Multi-UAV Cooperative Localization Using Adaptive Wasserstein Filter with Distance-Constrained Bare Bones Self-Recovery Particles

Aiming at the cooperative localization problem for the dynamic UAV swarm in an anchor-limited environment, an adaptive Wasserstein filter (AWF) with distance-constrained bare bones self-recovery particles (CBBP) is proposed. Firstly, to suppress the cumulative error from the inertial navigation system (INS), a position-prediction strategy based on transition particles is designed instead of using inertial measurements directly, which ensures that the generated prior particles can better cover the ground truth and provide the uncertainties of nonlinear estimation.
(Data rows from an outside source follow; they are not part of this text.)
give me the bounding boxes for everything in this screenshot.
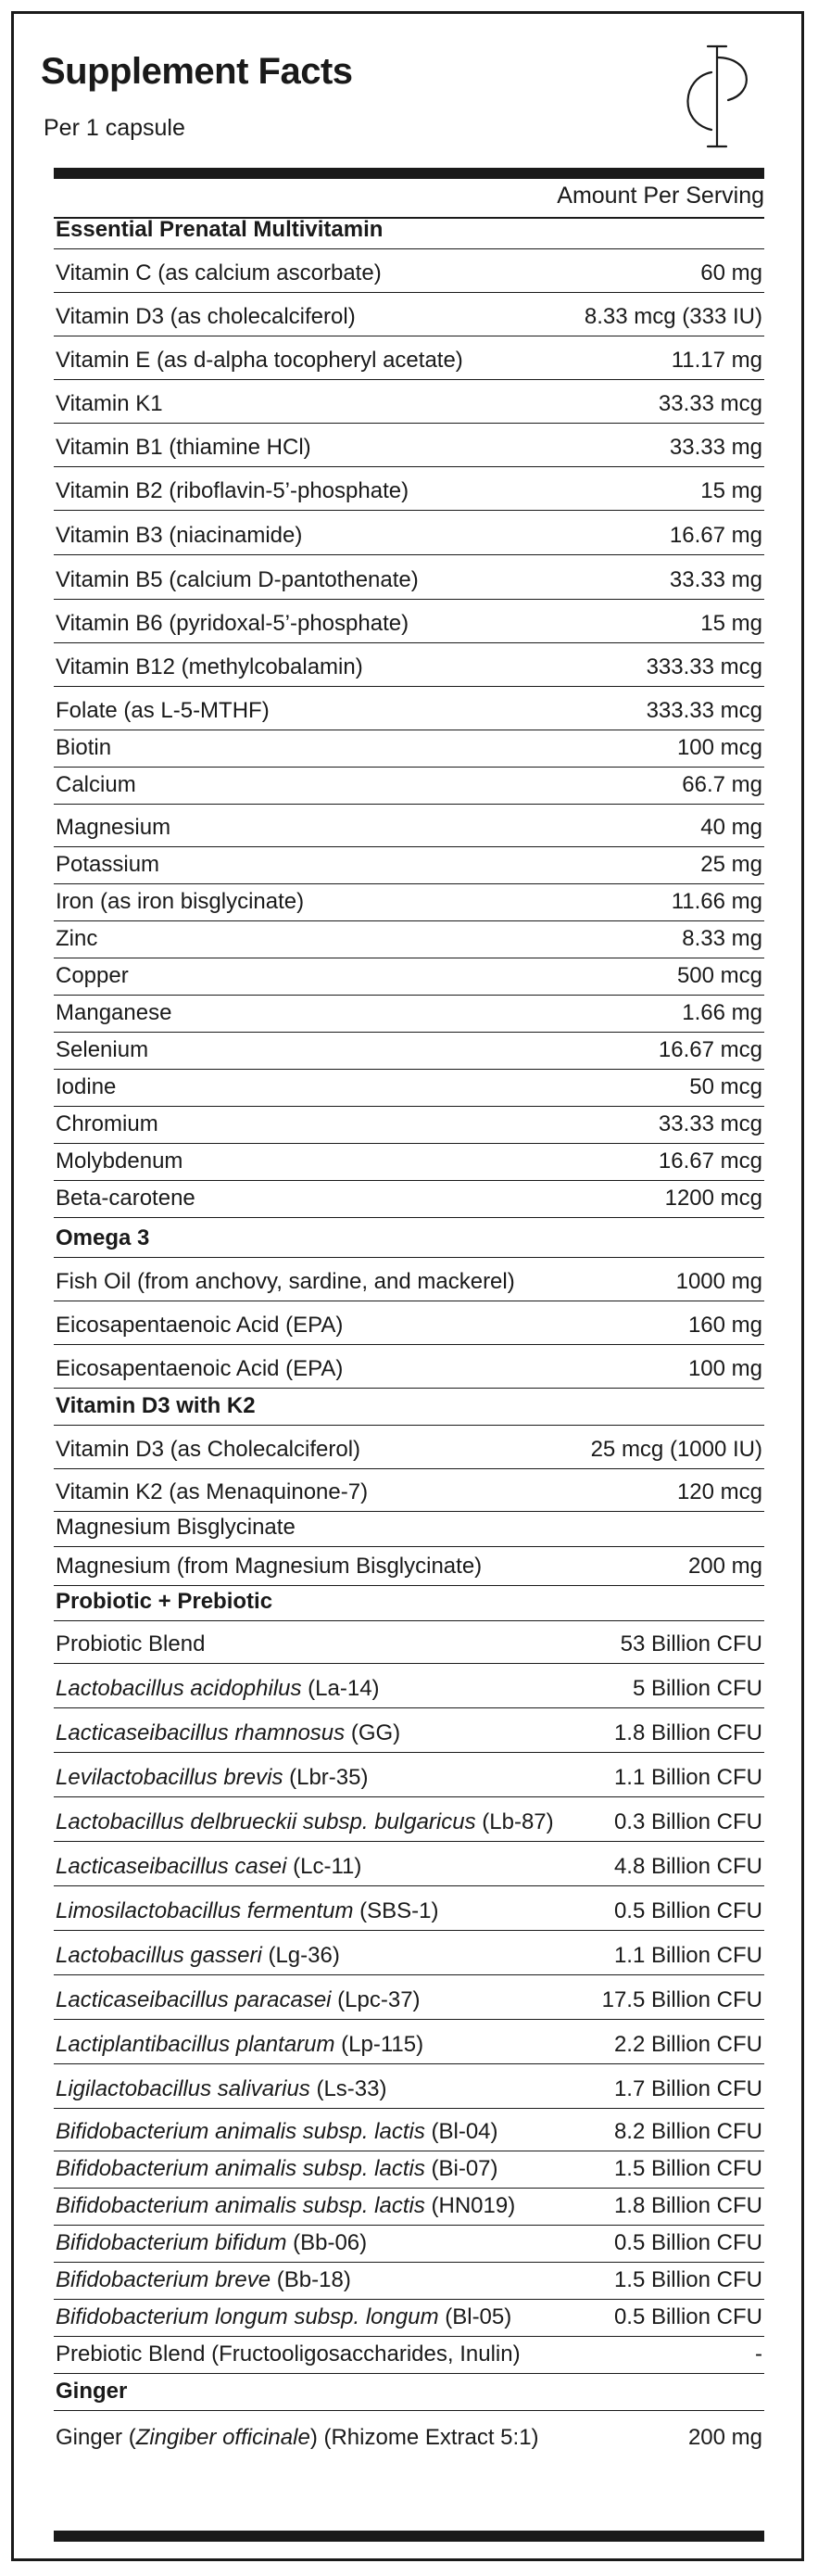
nutrient-label: Iodine [56, 1074, 117, 1099]
nutrient-label: Folate (as L-5-MTHF) [56, 698, 270, 723]
nutrient-row [54, 1344, 764, 1388]
nutrient-amount: 333.33 mcg [646, 698, 762, 723]
nutrient-row [54, 1032, 764, 1069]
nutrient-row [54, 1143, 764, 1180]
nutrient-amount: 100 mg [687, 1356, 762, 1381]
nutrient-label [56, 2267, 351, 2293]
strain-code: (Ls-33) [309, 2076, 387, 2101]
nutrient-amount: 33.33 mcg [658, 1111, 762, 1136]
nutrient-amount: 16.67 mcg [658, 1148, 762, 1174]
nutrient-amount: 5 Billion CFU [632, 1676, 762, 1701]
nutrient-row [54, 423, 764, 466]
nutrient-amount: 1200 mcg [664, 1186, 762, 1211]
nutrient-label [56, 1943, 340, 1969]
nutrient-label: Magnesium [56, 815, 171, 840]
nutrient-row [54, 730, 764, 767]
nutrient-amount: 11.66 mg [671, 889, 762, 914]
nutrient-label: Vitamin E (as d-alpha tocopheryl acetate) [56, 348, 463, 373]
nutrient-amount: 1.8 Billion CFU [613, 1720, 762, 1745]
nutrient-amount: 333.33 mcg [646, 654, 762, 679]
nutrient-amount: 1000 mg [675, 1269, 762, 1294]
nutrient-label [56, 2119, 498, 2145]
species-name: Lactobacillus acidophilus [56, 1676, 302, 1701]
nutrient-label [56, 1987, 421, 2013]
nutrient-row [54, 336, 764, 379]
nutrient-label: Magnesium (from Magnesium Bisglycinate) [56, 1554, 483, 1579]
nutrient-amount: 8.33 mg [682, 926, 762, 951]
nutrient-amount: 16.67 mcg [658, 1037, 762, 1062]
nutrient-label: Chromium [56, 1111, 158, 1136]
nutrient-row [54, 2225, 764, 2262]
species-name: Bifidobacterium breve [56, 2267, 271, 2292]
nutrient-label [56, 2304, 511, 2330]
strain-code: (Bb-06) [286, 2230, 368, 2255]
nutrient-label [56, 2076, 386, 2102]
nutrient-row [54, 1511, 764, 1546]
nutrient-amount: 1.1 Billion CFU [613, 1943, 762, 1968]
nutrient-amount: 0.5 Billion CFU [613, 2230, 762, 2255]
nutrient-row [54, 1974, 764, 2019]
nutrient-amount: 53 Billion CFU [620, 1631, 762, 1656]
nutrient-row [54, 804, 764, 846]
nutrient-label: Potassium [56, 852, 160, 877]
nutrient-amount: 160 mg [687, 1313, 762, 1338]
nutrient-amount: 8.2 Billion CFU [613, 2119, 762, 2144]
strain-code: (Bi-07) [424, 2156, 498, 2181]
species-name: Levilactobacillus brevis [56, 1765, 283, 1790]
nutrient-row [54, 2336, 764, 2373]
nutrient-row [54, 1468, 764, 1511]
section-label: Essential Prenatal Multivitamin [56, 217, 384, 242]
nutrient-row [54, 1796, 764, 1841]
nutrient-amount: 11.17 mg [671, 348, 762, 373]
nutrient-row [54, 1841, 764, 1885]
nutrient-row [54, 1425, 764, 1468]
nutrient-label: Calcium [56, 772, 136, 797]
nutrient-label: Molybdenum [56, 1148, 183, 1174]
species-name: Bifidobacterium longum subsp. longum [56, 2304, 439, 2329]
nutrient-row [54, 510, 764, 554]
nutrient-row [54, 767, 764, 804]
nutrient-label: Beta-carotene [56, 1186, 195, 1211]
nutrient-row [54, 466, 764, 510]
label-prefix: Ginger ( [56, 2425, 136, 2450]
nutrient-amount: 33.33 mg [669, 435, 762, 460]
nutrient-row [54, 883, 764, 920]
strain-code: ) (Rhizome Extract 5:1) [309, 2425, 539, 2450]
nutrient-label: Vitamin B1 (thiamine HCl) [56, 435, 311, 460]
strain-code: (SBS-1) [353, 1898, 439, 1923]
strain-code: (Lp-115) [334, 2032, 424, 2057]
nutrient-label [56, 1809, 554, 1835]
strain-code: (La-14) [301, 1676, 380, 1701]
nutrient-row [54, 1180, 764, 1217]
nutrient-row [54, 1069, 764, 1106]
nutrient-label: Fish Oil (from anchovy, sardine, and mackerel) [56, 1269, 515, 1294]
nutrient-row [54, 599, 764, 642]
nutrient-amount: 2.2 Billion CFU [613, 2032, 762, 2057]
nutrient-row [54, 2410, 764, 2456]
species-name: Bifidobacterium animalis subsp. lactis [56, 2193, 425, 2218]
nutrient-row [54, 2108, 764, 2151]
nutrient-amount: 33.33 mcg [658, 391, 762, 416]
nutrient-amount: 0.5 Billion CFU [613, 1898, 762, 1923]
nutrient-label: Manganese [56, 1000, 172, 1025]
species-name: Lacticaseibacillus paracasei [56, 1987, 332, 2012]
nutrient-row [54, 1707, 764, 1752]
nutrient-label: Vitamin B12 (methylcobalamin) [56, 654, 363, 679]
section-heading [54, 1585, 764, 1620]
nutrient-label: Vitamin D3 (as Cholecalciferol) [56, 1437, 361, 1462]
nutrient-label: Magnesium Bisglycinate [56, 1515, 296, 1540]
nutrient-row [54, 2299, 764, 2336]
nutrient-amount: 1.7 Billion CFU [613, 2076, 762, 2101]
nutrient-amount: 50 mcg [689, 1074, 762, 1099]
nutrient-row [54, 554, 764, 599]
nutrient-label: Vitamin B6 (pyridoxal-5’-phosphate) [56, 611, 409, 636]
nutrient-label: Copper [56, 963, 129, 988]
species-name: Lacticaseibacillus rhamnosus [56, 1720, 346, 1745]
nutrient-label: Zinc [56, 926, 98, 951]
species-name: Bifidobacterium animalis subsp. lactis [56, 2156, 425, 2181]
nutrient-amount: 1.5 Billion CFU [613, 2156, 762, 2181]
nutrient-label [56, 2032, 423, 2058]
nutrient-label: Vitamin D3 (as cholecalciferol) [56, 304, 356, 329]
strain-code: (Lb-87) [475, 1809, 554, 1834]
nutrient-row [54, 292, 764, 336]
nutrient-row [54, 2063, 764, 2108]
nutrient-amount: 66.7 mg [682, 772, 762, 797]
strain-code: (Lc-11) [286, 1854, 362, 1879]
section-label: Ginger [56, 2379, 128, 2404]
nutrient-label: Iron (as iron bisglycinate) [56, 889, 305, 914]
nutrient-amount: 1.1 Billion CFU [613, 1765, 762, 1790]
species-name: Lactobacillus delbrueckii subsp. bulgaricus [56, 1809, 476, 1834]
nutrient-label: Vitamin B2 (riboflavin-5’-phosphate) [56, 478, 409, 503]
section-heading [54, 2373, 764, 2410]
species-name: Ligilactobacillus salivarius [56, 2076, 310, 2101]
nutrient-label: Prebiotic Blend (Fructooligosaccharides, Inulin) [56, 2341, 521, 2367]
nutrient-row [54, 379, 764, 423]
strain-code: (Bl-04) [424, 2119, 498, 2144]
nutrient-label: Eicosapentaenoic Acid (EPA) [56, 1313, 344, 1338]
nutrient-row [54, 248, 764, 292]
species-name: Bifidobacterium bifidum [56, 2230, 287, 2255]
species-name: Lactiplantibacillus plantarum [56, 2032, 335, 2057]
nutrient-label [56, 2156, 498, 2182]
section-label: Probiotic + Prebiotic [56, 1589, 273, 1614]
nutrient-amount: 8.33 mcg (333 IU) [584, 304, 762, 329]
nutrient-amount: 25 mg [700, 852, 762, 877]
nutrient-row [54, 958, 764, 995]
serving-size: Per 1 capsule [44, 115, 185, 141]
species-name: Lacticaseibacillus casei [56, 1854, 287, 1879]
nutrient-row [54, 1106, 764, 1143]
nutrient-row [54, 1752, 764, 1796]
nutrient-row [54, 1546, 764, 1585]
brand-monogram-icon [663, 41, 765, 152]
nutrient-amount: 1.8 Billion CFU [613, 2193, 762, 2218]
nutrient-row [54, 1885, 764, 1930]
nutrient-amount: 16.67 mg [669, 523, 762, 548]
nutrient-amount: - [755, 2341, 762, 2367]
nutrient-row [54, 2151, 764, 2188]
nutrient-amount: 40 mg [700, 815, 762, 840]
nutrient-label: Vitamin K1 [56, 391, 163, 416]
nutrient-label: Eicosapentaenoic Acid (EPA) [56, 1356, 344, 1381]
nutrient-amount: 0.3 Billion CFU [613, 1809, 762, 1834]
nutrient-amount: 33.33 mg [669, 567, 762, 592]
species-name: Zingiber officinale [135, 2425, 310, 2450]
section-heading [54, 217, 764, 248]
nutrient-label: Selenium [56, 1037, 149, 1062]
nutrient-row [54, 2188, 764, 2225]
nutrient-row [54, 1663, 764, 1707]
nutrient-amount: 120 mcg [676, 1479, 762, 1504]
nutrient-label [56, 2193, 515, 2219]
nutrient-row [54, 642, 764, 686]
nutrient-amount: 500 mcg [676, 963, 762, 988]
nutrient-row [54, 2019, 764, 2063]
nutrient-label [56, 1854, 361, 1880]
nutrient-label: Vitamin B5 (calcium D-pantothenate) [56, 567, 419, 592]
nutrient-amount: 15 mg [700, 478, 762, 503]
nutrient-label: Probiotic Blend [56, 1631, 206, 1656]
nutrient-row [54, 1620, 764, 1663]
species-name: Lactobacillus gasseri [56, 1943, 262, 1968]
strain-code: (Bl-05) [438, 2304, 512, 2329]
strain-code: (Bb-18) [271, 2267, 351, 2292]
nutrient-label [56, 1765, 368, 1791]
nutrient-row [54, 1301, 764, 1344]
amount-per-serving-label: Amount Per Serving [557, 183, 764, 209]
strain-code: (Lg-36) [261, 1943, 340, 1968]
nutrient-label: Vitamin K2 (as Menaquinone-7) [56, 1479, 369, 1504]
nutrient-row [54, 1257, 764, 1301]
section-label: Vitamin D3 with K2 [56, 1393, 256, 1418]
top-thick-rule [54, 168, 764, 179]
nutrient-label [56, 2425, 539, 2451]
nutrient-table [54, 217, 764, 2456]
nutrient-row [54, 686, 764, 730]
strain-code: (Lpc-37) [331, 1987, 421, 2012]
strain-code: (GG) [345, 1720, 401, 1745]
nutrient-amount: 200 mg [687, 2425, 762, 2450]
nutrient-amount: 15 mg [700, 611, 762, 636]
species-name: Limosilactobacillus fermentum [56, 1898, 354, 1923]
nutrient-label [56, 1676, 380, 1702]
nutrient-amount: 17.5 Billion CFU [601, 1987, 762, 2012]
nutrient-label: Biotin [56, 735, 112, 760]
nutrient-label [56, 1898, 438, 1924]
section-heading [54, 1217, 764, 1257]
strain-code: (Lbr-35) [283, 1765, 369, 1790]
strain-code: (HN019) [424, 2193, 516, 2218]
nutrient-row [54, 1930, 764, 1974]
nutrient-label [56, 1720, 400, 1746]
nutrient-amount: 60 mg [700, 260, 762, 286]
nutrient-label [56, 2230, 367, 2256]
species-name: Bifidobacterium animalis subsp. lactis [56, 2119, 425, 2144]
nutrient-amount: 1.5 Billion CFU [613, 2267, 762, 2292]
nutrient-amount: 1.66 mg [682, 1000, 762, 1025]
bottom-thick-rule [54, 2531, 764, 2542]
nutrient-amount: 4.8 Billion CFU [613, 1854, 762, 1879]
nutrient-row [54, 995, 764, 1032]
nutrient-row [54, 846, 764, 883]
nutrient-amount: 100 mcg [676, 735, 762, 760]
section-label: Omega 3 [56, 1225, 150, 1250]
nutrient-amount: 200 mg [687, 1554, 762, 1579]
nutrient-amount: 25 mcg (1000 IU) [590, 1437, 762, 1462]
nutrient-amount: 0.5 Billion CFU [613, 2304, 762, 2329]
section-heading [54, 1388, 764, 1425]
panel-title: Supplement Facts [41, 51, 353, 92]
nutrient-row [54, 2262, 764, 2299]
nutrient-label: Vitamin C (as calcium ascorbate) [56, 260, 382, 286]
nutrient-label: Vitamin B3 (niacinamide) [56, 523, 303, 548]
nutrient-row [54, 920, 764, 958]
Then, to effectively quantify the difference between the observed and the prior data, the Wasserstein measure based on slice segmentation is introduced to update the posterior weights of the particles, which makes the proposed algorithm robust against distance-measurement noise variance under the strongly nonlinear model. In addition, to solve the problem of particle impoverishment caused by traditional resampling, a diversity threshold based on Gini purity is designed, and a fast bare bones particle self-recovery algorithm with distance constraint is proposed to guide the outlier particles to the high-likelihood region, which effectively improves the accuracy and stability of the estimation. Finally, the simulation results show that the proposed algorithm is robust against cumulative error in an anchor-limited environment and achieves more competitive accuracy with fewer particles.